Objective: The authors assessed a state’s net costs for assisted outpatient treatment, a controversial court-ordered program of community-based mental health services designed to improve outcomes for persons with serious mental illness and a history of repeated hospitalizations attributable to nonadherence with outpatient treatment.

Method: A comprehensive cost analysis was conducted using 36 months of observational data for 634 assisted outpatient treatment participants and 255 voluntary recipients of intensive community-based treatment in New York City and in five counties elsewhere in New York State. Administrative, budgetary, and service claims data were used to calculate and summarize costs for program administration, legal and court services, mental health and other medical treatment, and criminal justice involvement. Adjusted effects of assisted outpatient treatment and voluntary intensive services on total service costs were examined using multivariate time-series regression analysis.
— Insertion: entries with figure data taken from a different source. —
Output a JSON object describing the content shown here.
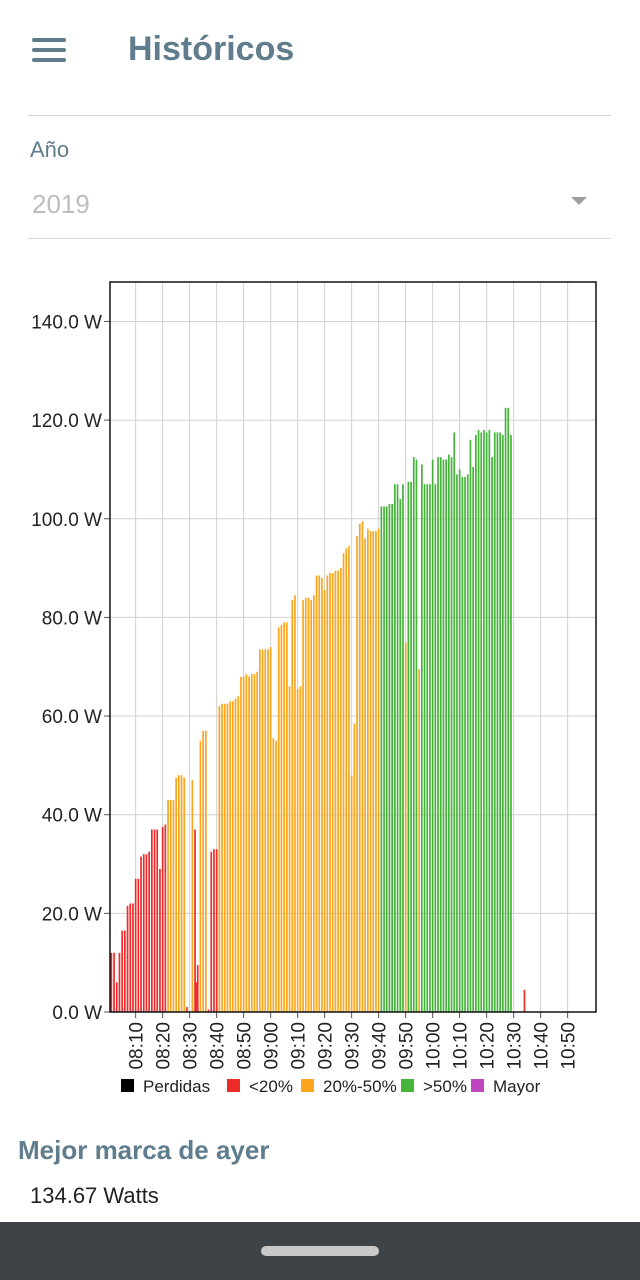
{
  "header": {
    "title": "Históricos",
    "menu_icon": "hamburger-menu-icon"
  },
  "year_filter": {
    "label": "Año",
    "value": "2019"
  },
  "chart_data": {
    "type": "bar",
    "stacked": true,
    "ylim": [
      0,
      148
    ],
    "y_ticks": [
      "0.0 W",
      "20.0 W",
      "40.0 W",
      "60.0 W",
      "80.0 W",
      "100.0 W",
      "120.0 W",
      "140.0 W"
    ],
    "y_tick_values": [
      0,
      20,
      40,
      60,
      80,
      100,
      120,
      140
    ],
    "x_ticks": [
      "08:10",
      "08:20",
      "08:30",
      "08:40",
      "08:50",
      "09:00",
      "09:10",
      "09:20",
      "09:30",
      "09:40",
      "09:50",
      "10:00",
      "10:10",
      "10:20",
      "10:30",
      "10:40",
      "10:50"
    ],
    "x_tick_minutes": [
      490,
      500,
      510,
      520,
      530,
      540,
      550,
      560,
      570,
      580,
      590,
      600,
      610,
      620,
      630,
      640,
      650
    ],
    "x_range_minutes": [
      481,
      660
    ],
    "grid": true,
    "legend_position": "bottom",
    "series": [
      {
        "name": "Perdidas",
        "color": "#000000",
        "points": []
      },
      {
        "name": "<20%",
        "color": "#ee2b2b",
        "points": [
          [
            481,
            12
          ],
          [
            482,
            12
          ],
          [
            483,
            6
          ],
          [
            484,
            12
          ],
          [
            485,
            16.5
          ],
          [
            486,
            16.5
          ],
          [
            487,
            21.5
          ],
          [
            488,
            22
          ],
          [
            489,
            22
          ],
          [
            490,
            27
          ],
          [
            491,
            27
          ],
          [
            492,
            31.5
          ],
          [
            493,
            32
          ],
          [
            494,
            32
          ],
          [
            495,
            32.5
          ],
          [
            496,
            37
          ],
          [
            497,
            37
          ],
          [
            498,
            37
          ],
          [
            499,
            29
          ],
          [
            500,
            37.5
          ],
          [
            501,
            38
          ],
          [
            509,
            1
          ],
          [
            511,
            1
          ],
          [
            512,
            37
          ],
          [
            512.5,
            6
          ],
          [
            513,
            9.5
          ],
          [
            517,
            0.5
          ],
          [
            518,
            32.5
          ],
          [
            519,
            33
          ],
          [
            520,
            33
          ],
          [
            548,
            0.5
          ],
          [
            634,
            4.5
          ]
        ]
      },
      {
        "name": "20%-50%",
        "color": "#fba61d",
        "points": [
          [
            502,
            43
          ],
          [
            503,
            43
          ],
          [
            504,
            43
          ],
          [
            505,
            47.5
          ],
          [
            506,
            48
          ],
          [
            507,
            48
          ],
          [
            508,
            47.5
          ],
          [
            511,
            47
          ],
          [
            514,
            55
          ],
          [
            515,
            57
          ],
          [
            516,
            57
          ],
          [
            521,
            62
          ],
          [
            522,
            62.5
          ],
          [
            523,
            62.5
          ],
          [
            524,
            62.5
          ],
          [
            525,
            63
          ],
          [
            526,
            63
          ],
          [
            527,
            63.5
          ],
          [
            528,
            64
          ],
          [
            529,
            68
          ],
          [
            530,
            68
          ],
          [
            531,
            68.5
          ],
          [
            532,
            68
          ],
          [
            533,
            68.5
          ],
          [
            534,
            68.5
          ],
          [
            535,
            69
          ],
          [
            536,
            73.5
          ],
          [
            537,
            73.5
          ],
          [
            538,
            73.5
          ],
          [
            539,
            73.5
          ],
          [
            540,
            74
          ],
          [
            541,
            55.5
          ],
          [
            542,
            55
          ],
          [
            543,
            78
          ],
          [
            544,
            78.5
          ],
          [
            545,
            79
          ],
          [
            546,
            79
          ],
          [
            547,
            66
          ],
          [
            548,
            83.5
          ],
          [
            549,
            84.5
          ],
          [
            550,
            65.5
          ],
          [
            551,
            66
          ],
          [
            552,
            83.5
          ],
          [
            553,
            84
          ],
          [
            554,
            84
          ],
          [
            555,
            83.5
          ],
          [
            556,
            84.5
          ],
          [
            557,
            88.5
          ],
          [
            558,
            88.5
          ],
          [
            559,
            88
          ],
          [
            560,
            85.5
          ],
          [
            561,
            88.5
          ],
          [
            562,
            89
          ],
          [
            563,
            89
          ],
          [
            564,
            89.5
          ],
          [
            565,
            89.5
          ],
          [
            566,
            90
          ],
          [
            567,
            93
          ],
          [
            568,
            94
          ],
          [
            569,
            94.5
          ],
          [
            570,
            48
          ],
          [
            571,
            58.5
          ],
          [
            572,
            96.5
          ],
          [
            573,
            99
          ],
          [
            574,
            99.5
          ],
          [
            575,
            96
          ],
          [
            576,
            98
          ],
          [
            577,
            97.5
          ],
          [
            578,
            97.5
          ],
          [
            579,
            97.5
          ],
          [
            580,
            98
          ],
          [
            590,
            75
          ],
          [
            595,
            69.5
          ]
        ]
      },
      {
        "name": ">50%",
        "color": "#46b33a",
        "points": [
          [
            581,
            102.5
          ],
          [
            582,
            102.5
          ],
          [
            583,
            102.5
          ],
          [
            584,
            103
          ],
          [
            585,
            103
          ],
          [
            586,
            107
          ],
          [
            587,
            107
          ],
          [
            588,
            104
          ],
          [
            589,
            107
          ],
          [
            591,
            107.5
          ],
          [
            592,
            107.5
          ],
          [
            593,
            112.5
          ],
          [
            594,
            112
          ],
          [
            596,
            111
          ],
          [
            597,
            107
          ],
          [
            598,
            107
          ],
          [
            599,
            107
          ],
          [
            600,
            112
          ],
          [
            601,
            107
          ],
          [
            602,
            112.5
          ],
          [
            603,
            112.5
          ],
          [
            604,
            112
          ],
          [
            605,
            112
          ],
          [
            606,
            113
          ],
          [
            607,
            112.5
          ],
          [
            608,
            117.5
          ],
          [
            609,
            109
          ],
          [
            610,
            110
          ],
          [
            611,
            108.5
          ],
          [
            612,
            108.5
          ],
          [
            613,
            109
          ],
          [
            614,
            116
          ],
          [
            615,
            110.5
          ],
          [
            616,
            117
          ],
          [
            617,
            118
          ],
          [
            618,
            117.5
          ],
          [
            619,
            118
          ],
          [
            620,
            117.5
          ],
          [
            621,
            118
          ],
          [
            622,
            112.5
          ],
          [
            623,
            117.5
          ],
          [
            624,
            117.5
          ],
          [
            625,
            117.5
          ],
          [
            626,
            117
          ],
          [
            627,
            122.5
          ],
          [
            628,
            122.5
          ],
          [
            629,
            117
          ]
        ]
      },
      {
        "name": "Mayor",
        "color": "#c045c0",
        "points": []
      }
    ]
  },
  "best_mark": {
    "title": "Mejor marca de ayer",
    "value": "134.67 Watts"
  }
}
Results: In the New York City sample, net costs declined 50% in the first year after assisted outpatient treatment began and an additional 13% in the second year. In the five-county sample, costs declined 62% in the first year and an additional 27% in the second year. Psychotropic drug costs increased during the first year after initiation of assisted outpatient treatment, by 40% and 44% in the city and five-county samples, respectively. Regression analyses revealed significant declines in costs associated with both assisted outpatient treatment and voluntary participation in intensive services, although the cost declines associated with assisted outpatient treatment were about twice as large as those seen for voluntary services.

Conclusions: Assisted outpatient treatment requires a substantial investment of state resources but can reduce overall service costs for persons with serious mental illness. For those who do not qualify for assisted outpatient treatment, voluntary participation in intensive community-based services may also reduce overall service costs over time, depending on characteristics of the target population and local service system.